Podría
decirse que el sistema de defensa de nuestra patria adolece de serios defectos.
Hasta el momento no nos hemos ocupado de ellos sino de nuestros deberes
cotidianos; pero algunos acontecimientos recientes nos inquietan.
Soy
zapatero remendón; mi negocio da a la plaza del palacio imperial. Al amanecer,
apenas abro mis ventanas, ya veo soldados armados, apostados en todas las
bocacalles que dan a la plaza. Pero no son soldados nuestros; son,
evidentemente, nómades del Norte. De algún modo que no llego a comprender, han
llegado hasta la capital, que, sin embargo, está bastante lejos de las
fronteras. De todas maneras, allí están; su número parece aumentar cada día.
Como es
su costumbre, acampan al aire libre y rechazan las casas. Se entretienen en
afilar las espadas, en aguzar las flechas, en realizar ejercicios ecuestres.
Han
convertido esta plaza tranquila y siempre pulcra en una verdadera pocilga.
Muchas
veces intentamos salir de nuestros negocios y hacer una recorrida para limpiar
por lo menos la basura más gruesa; pero esas salidas se tornan cada vez mas
escasas, porque es un trabajo inútil y corremos, además, el riesgo de hacernos
aplastar por sus caballos salvajes o de que nos hieran con sus látigos.
Es imposible
hablar con los nómades. No conocen nuestro idioma y casi no tienen idioma
propio. Entre ellos se entienden como se entienden los grajos. Todo el tiempo
se escucha ese graznar de grajos. Nuestras costumbres y nuestras instituciones
les resultan tan incomprensibles como carentes de interés. Por lo mismo, ni
siquiera intentan comprender nuestro lenguaje de señas. Uno puede dislocarse la
mandíbula y las muñecas de tanto hacer ademanes; no entienden nada y nunca
entenderán. Con frecuencia hacen muecas; en esas ocasiones ponen los ojos en
blanco y les sale espuma por la boca, pero con eso nada quieren decir ni
tampoco causan terror alguno; lo hacen por costumbre. Si necesitan algo, lo
roban. No puede afirmarse que utilicen la violencia. Simplemente se apoderan de
las cosas; uno se hace a un lado y se las cede.
También
de mi tienda se han llevado excelentes mercancías. Pero no puedo quejarme
cuando veo, por ejemplo, lo que ocurre con el carnicero. Apenas llega su
mercadería, los nómades se la llevan y la comen de inmediato. También sus
caballos devoran carne; a menudo se ve a un jinete junto a su caballo comiendo
del mismo trozo de carne, cada cual de una punta. El carnicero es miedoso y no
se atreve a suspender los pedidos de carne. Pero nosotros compren-demos su
situación y hacemos colectas para mantenerlo. Si los nómades se encontraran sin
carne, nadie sabe lo que se les ocurriría hacer; por otra parte, quien sabe lo
que se les ocurriría hacer comiendo carne todos los días.
Hace
poco, el carnicero penso que podría ahorrarse, al menos, el trabajo de
descuartizar, y una mañana trajo un buey vivo. Pero no se atreverá a hacerlo
nuevamente.
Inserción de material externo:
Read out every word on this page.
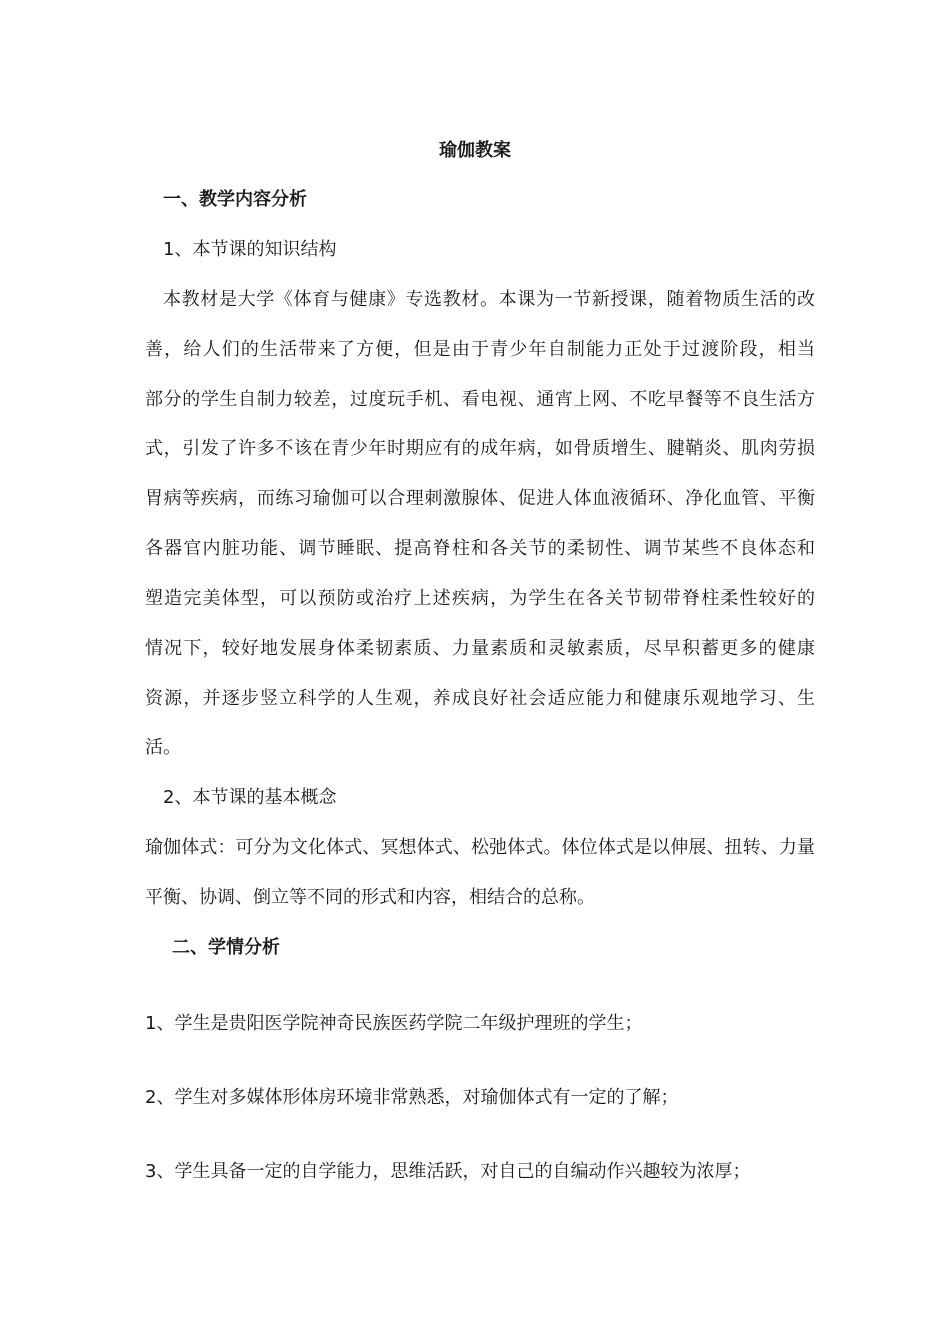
瑜伽教案
一、教学内容分析
1、本节课的知识结构
本教材是大学《体育与健康》专选教材。本课为一节新授课，随着物质生活的改
善，给人们的生活带来了方便，但是由于青少年自制能力正处于过渡阶段，相当
部分的学生自制力较差，过度玩手机、看电视、通宵上网、不吃早餐等不良生活方
式，引发了许多不该在青少年时期应有的成年病，如骨质增生、腱鞘炎、肌肉劳损
胃病等疾病，而练习瑜伽可以合理刺激腺体、促进人体血液循环、净化血管、平衡
各器官内脏功能、调节睡眠、提高脊柱和各关节的柔韧性、调节某些不良体态和
塑造完美体型，可以预防或治疗上述疾病，为学生在各关节韧带脊柱柔性较好的
情况下，较好地发展身体柔韧素质、力量素质和灵敏素质，尽早积蓄更多的健康
资源，并逐步竖立科学的人生观，养成良好社会适应能力和健康乐观地学习、生
活。
2、本节课的基本概念
瑜伽体式：可分为文化体式、冥想体式、松弛体式。体位体式是以伸展、扭转、力量
平衡、协调、倒立等不同的形式和内容，相结合的总称。
二、学情分析
1、学生是贵阳医学院神奇民族医药学院二年级护理班的学生；
2、学生对多媒体形体房环境非常熟悉，对瑜伽体式有一定的了解；
3、学生具备一定的自学能力，思维活跃，对自己的自编动作兴趣较为浓厚；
Yo me pasé toda una hora echado en el suelo, en el fondo de mi
tienda, tapado con toda mi ropa, mantas y almohadas, para no oír los mugidos de
ese buey, mientras los nómades se abalanzaban desde todos lados sobre él y le
arrancaban con los dientes trozos de carne viva. No me atreví a salir hasta
mucho después de que el ruido cesara; como ebrios entorno de un tonel de vino,
estaban tendidos por el agotamiento, alrededor de los restos del buey.
Precisamente
en esa ocasión me pareció ver al emperador en persona asomado por una de las
ventanas del palacio; casi nunca sale a las habitaciones exteriores y vive
siempre en el jardín más interior, pero esa vez lo vi, o por lo menos me
pareció verlo, ante una de las ventanas, contemplando cabizbajo lo que ocurría
frente a su palacio.
-¿En qué
terminará esto? -nos preguntamos todos. ¿Hasta cuando soportaremos esta carga
y este tormento? El palacio imperial ha traido a los nómades, pero no sabe como
hacer para repelerlos. El portal permanece cerrado; los guardias, que antes
solían entrar y salir marchando festivamente, ahora están siempre encerrados
detrás de las rejas de las ventanas. La salvacion de la patria sólo depende de
nosotros, artesanos y comerciantes; pero no estamos preparados para semejante
empresa; tampoco nos hemos jactado nunca de ser capaces de cumplirla.
Hay
cierta confusión, y esa confusión será nuestra ruina.